The present invention relates to a fabrication technique for a semiconductor memory and, in particular, to technique effectively applied to a semiconductor memory, semiconductor testing equipment therefor, a testing method thereof, and a fabrication method thereof.
In recent years, advancement is made of a speed-up and a high-capacity memory represented by a DRAM. In the high-speed memory, a SDRAM (Synchronous DRAM) that executes a read/write operation to the memory in synchronization with a clock has become a mainstream. Quite recently, there to a SDRAM with a DDR (Double Data Rate), in which data is outputted in synchronization with both of a rising edge and a falling edge of the clock. For this reason, a data transmission rate thereof is doubled without increasing a clock frequency, whereby an operation having a further higher rate than a current rate of 266 to 333 Mbps has become possible.

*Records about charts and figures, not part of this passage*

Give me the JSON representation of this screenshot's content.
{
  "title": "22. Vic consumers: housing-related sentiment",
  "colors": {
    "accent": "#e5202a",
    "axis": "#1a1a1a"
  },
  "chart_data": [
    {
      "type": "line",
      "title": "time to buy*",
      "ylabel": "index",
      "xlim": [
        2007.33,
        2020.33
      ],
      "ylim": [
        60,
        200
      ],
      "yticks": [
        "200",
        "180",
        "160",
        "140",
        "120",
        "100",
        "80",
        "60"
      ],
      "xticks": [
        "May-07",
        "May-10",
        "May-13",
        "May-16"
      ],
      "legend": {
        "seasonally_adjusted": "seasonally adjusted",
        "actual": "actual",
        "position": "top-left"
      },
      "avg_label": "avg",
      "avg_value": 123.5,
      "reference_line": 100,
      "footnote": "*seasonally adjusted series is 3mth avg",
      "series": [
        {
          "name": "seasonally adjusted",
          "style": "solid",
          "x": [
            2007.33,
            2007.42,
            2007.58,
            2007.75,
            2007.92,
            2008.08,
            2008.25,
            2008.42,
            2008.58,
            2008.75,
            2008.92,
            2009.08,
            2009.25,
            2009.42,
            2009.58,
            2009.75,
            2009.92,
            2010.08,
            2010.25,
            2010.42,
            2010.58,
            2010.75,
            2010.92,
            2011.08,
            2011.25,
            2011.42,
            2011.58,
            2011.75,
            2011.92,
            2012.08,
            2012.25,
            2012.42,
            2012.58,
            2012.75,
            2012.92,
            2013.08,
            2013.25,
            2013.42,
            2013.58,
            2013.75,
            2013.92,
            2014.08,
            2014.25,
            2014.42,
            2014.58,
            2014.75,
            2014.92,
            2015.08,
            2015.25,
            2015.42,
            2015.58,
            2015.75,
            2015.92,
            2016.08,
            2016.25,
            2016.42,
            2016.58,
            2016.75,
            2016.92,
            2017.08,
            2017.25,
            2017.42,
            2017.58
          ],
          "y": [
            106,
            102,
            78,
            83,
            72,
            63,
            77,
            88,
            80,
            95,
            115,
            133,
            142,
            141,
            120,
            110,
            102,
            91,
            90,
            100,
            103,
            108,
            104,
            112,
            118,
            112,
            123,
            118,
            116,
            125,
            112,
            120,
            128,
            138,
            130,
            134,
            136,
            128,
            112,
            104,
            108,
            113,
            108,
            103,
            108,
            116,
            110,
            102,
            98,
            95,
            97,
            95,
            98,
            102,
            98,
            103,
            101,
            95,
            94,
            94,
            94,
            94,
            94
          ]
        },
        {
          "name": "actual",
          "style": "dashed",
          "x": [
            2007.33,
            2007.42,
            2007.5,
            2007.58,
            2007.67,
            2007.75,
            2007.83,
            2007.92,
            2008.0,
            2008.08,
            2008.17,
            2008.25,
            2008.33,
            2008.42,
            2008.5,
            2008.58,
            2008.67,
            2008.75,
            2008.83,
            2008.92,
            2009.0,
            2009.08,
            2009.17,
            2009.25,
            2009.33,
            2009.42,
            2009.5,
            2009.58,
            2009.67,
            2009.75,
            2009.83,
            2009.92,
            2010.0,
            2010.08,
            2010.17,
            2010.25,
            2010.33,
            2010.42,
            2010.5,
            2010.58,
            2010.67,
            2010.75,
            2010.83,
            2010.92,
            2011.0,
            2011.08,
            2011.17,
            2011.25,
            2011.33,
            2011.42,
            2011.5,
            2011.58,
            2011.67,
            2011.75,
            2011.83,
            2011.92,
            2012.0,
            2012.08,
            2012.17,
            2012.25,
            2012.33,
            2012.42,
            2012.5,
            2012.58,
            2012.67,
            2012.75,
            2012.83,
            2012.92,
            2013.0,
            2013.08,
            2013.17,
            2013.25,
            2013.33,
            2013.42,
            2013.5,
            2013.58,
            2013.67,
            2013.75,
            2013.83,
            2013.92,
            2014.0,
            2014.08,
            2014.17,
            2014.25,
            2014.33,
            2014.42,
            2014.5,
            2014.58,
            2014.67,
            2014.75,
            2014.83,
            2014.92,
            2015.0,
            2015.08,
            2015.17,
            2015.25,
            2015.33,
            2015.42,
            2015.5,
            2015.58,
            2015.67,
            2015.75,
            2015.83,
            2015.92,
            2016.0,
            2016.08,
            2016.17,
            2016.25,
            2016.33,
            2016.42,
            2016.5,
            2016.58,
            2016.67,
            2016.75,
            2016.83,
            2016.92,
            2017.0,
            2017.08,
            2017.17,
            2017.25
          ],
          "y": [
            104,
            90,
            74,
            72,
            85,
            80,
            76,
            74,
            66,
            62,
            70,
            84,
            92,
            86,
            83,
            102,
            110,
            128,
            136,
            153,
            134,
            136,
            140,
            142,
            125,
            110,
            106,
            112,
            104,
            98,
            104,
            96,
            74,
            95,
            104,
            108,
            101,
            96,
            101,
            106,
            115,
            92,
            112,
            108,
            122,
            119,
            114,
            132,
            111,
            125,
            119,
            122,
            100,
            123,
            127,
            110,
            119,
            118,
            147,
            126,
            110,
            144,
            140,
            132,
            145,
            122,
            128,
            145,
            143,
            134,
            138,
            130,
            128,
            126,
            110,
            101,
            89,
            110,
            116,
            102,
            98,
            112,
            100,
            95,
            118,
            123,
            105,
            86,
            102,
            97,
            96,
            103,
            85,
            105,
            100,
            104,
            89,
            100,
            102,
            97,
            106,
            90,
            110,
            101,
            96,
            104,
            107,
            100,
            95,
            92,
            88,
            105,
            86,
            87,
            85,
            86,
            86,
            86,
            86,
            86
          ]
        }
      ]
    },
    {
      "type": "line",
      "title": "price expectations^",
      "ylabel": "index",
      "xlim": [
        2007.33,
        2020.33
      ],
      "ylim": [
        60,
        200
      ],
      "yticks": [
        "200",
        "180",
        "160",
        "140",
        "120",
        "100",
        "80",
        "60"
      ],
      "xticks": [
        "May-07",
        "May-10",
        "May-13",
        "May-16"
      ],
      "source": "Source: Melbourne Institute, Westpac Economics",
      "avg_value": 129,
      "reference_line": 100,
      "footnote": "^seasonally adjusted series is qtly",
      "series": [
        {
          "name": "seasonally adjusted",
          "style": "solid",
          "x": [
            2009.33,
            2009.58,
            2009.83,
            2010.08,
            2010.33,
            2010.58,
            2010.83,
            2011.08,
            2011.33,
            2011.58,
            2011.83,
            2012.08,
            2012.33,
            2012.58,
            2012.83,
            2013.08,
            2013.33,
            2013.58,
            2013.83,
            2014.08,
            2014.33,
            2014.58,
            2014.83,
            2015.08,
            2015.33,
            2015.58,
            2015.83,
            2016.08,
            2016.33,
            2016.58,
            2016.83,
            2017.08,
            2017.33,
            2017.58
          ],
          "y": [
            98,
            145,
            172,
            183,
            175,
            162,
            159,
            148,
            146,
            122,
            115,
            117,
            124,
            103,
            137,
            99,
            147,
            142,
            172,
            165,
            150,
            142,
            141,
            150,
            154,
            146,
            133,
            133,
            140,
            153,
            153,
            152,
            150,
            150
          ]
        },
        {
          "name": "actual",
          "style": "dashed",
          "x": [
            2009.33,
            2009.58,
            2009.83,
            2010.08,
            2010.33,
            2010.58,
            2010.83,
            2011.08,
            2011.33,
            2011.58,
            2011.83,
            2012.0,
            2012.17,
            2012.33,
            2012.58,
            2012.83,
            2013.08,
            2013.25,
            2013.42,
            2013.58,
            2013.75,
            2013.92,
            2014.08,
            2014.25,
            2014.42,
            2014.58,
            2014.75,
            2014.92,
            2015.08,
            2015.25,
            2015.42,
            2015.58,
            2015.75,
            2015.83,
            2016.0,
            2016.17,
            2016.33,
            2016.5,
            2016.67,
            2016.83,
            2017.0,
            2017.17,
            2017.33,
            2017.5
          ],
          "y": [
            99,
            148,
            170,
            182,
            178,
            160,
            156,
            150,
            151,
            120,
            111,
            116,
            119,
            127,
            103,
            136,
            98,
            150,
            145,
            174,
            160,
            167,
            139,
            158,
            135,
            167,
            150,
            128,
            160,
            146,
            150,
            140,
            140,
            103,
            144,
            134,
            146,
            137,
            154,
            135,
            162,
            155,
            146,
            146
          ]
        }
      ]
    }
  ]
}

Furthermore, in the high-capacity memory, by the DRAM characterized in that only a single transistor is used in a memory cell, the high-capacity memory having several gigabits through 512 Mbits from 256 Mbits becomes a mainstream increasingly. Further, an important factor other than the factors of the high speed and capacity of the memory is to make a price of the memory lower. A market competition of the memory is in a dead heat state, and respective companies give special emphases on making the price of the memory lower. In a semiconductor testing equipment for testing such memories, it is desired to reduce a cost of testing together With fulfillment of needs of the high speed and capacity of the memory. It is indispensable to make lower the price of the semiconductor testing equipment for testing the memory in order to reduce the cost of testing. It is effective to increase integration of LSIs constituting the memory testing equipment and downsize the apparatus in order to make the cost of testing lower.
Furthermore, in fabrication of the memory, even if there is a defect in one memory cell constituting the memory, the entirety of a memory chip is regarded as a defective one. However, since a ratio at which the defect is found in one memory chip increases due to the high capacity of the memory, a fabrication yield is decreased due to the high capacity thereof and making the price of the memory lower becomes difficult. Consequently, preliminary memory cells (redundant cells) are normally found in the same memory chip in advance in addition to the memory cells which are originally used at the time of fabricating the memory. In the case where any defective memory cells are found, a decrease in the yield in the fabrication is prevented by executing a redundancy processing for replacing the defective memory cells with the preliminary memory cells.
Such a redundancy processing is generally performed by detecting a defective cell address by a probe inspection in a wafer level of a semiconductor and replacing the defective cell with a redundant cell. For example, Japanese Patent Laid-open No. 2003-132697 discloses a technique in which, in the testing of the memory such as a DRAM, data of “1” or “0” is written into an arbitrary address of the memory and the data is read from the address to be compared to the written data (expected value) and then determines whether the memory is normal. At this time, if the data written into the memory and the data read from the memory are inconsistent with each other in at least one item obtained from a comparison result, it is judged that the whole memory is a defective. However, it is required to memorize information of the memory cell (FBM: Fail Bit Map) which has been defect (failed) in order to perform the redundancy processing. This FBM information is stored in the fail memory as a result of testing of a memory under test.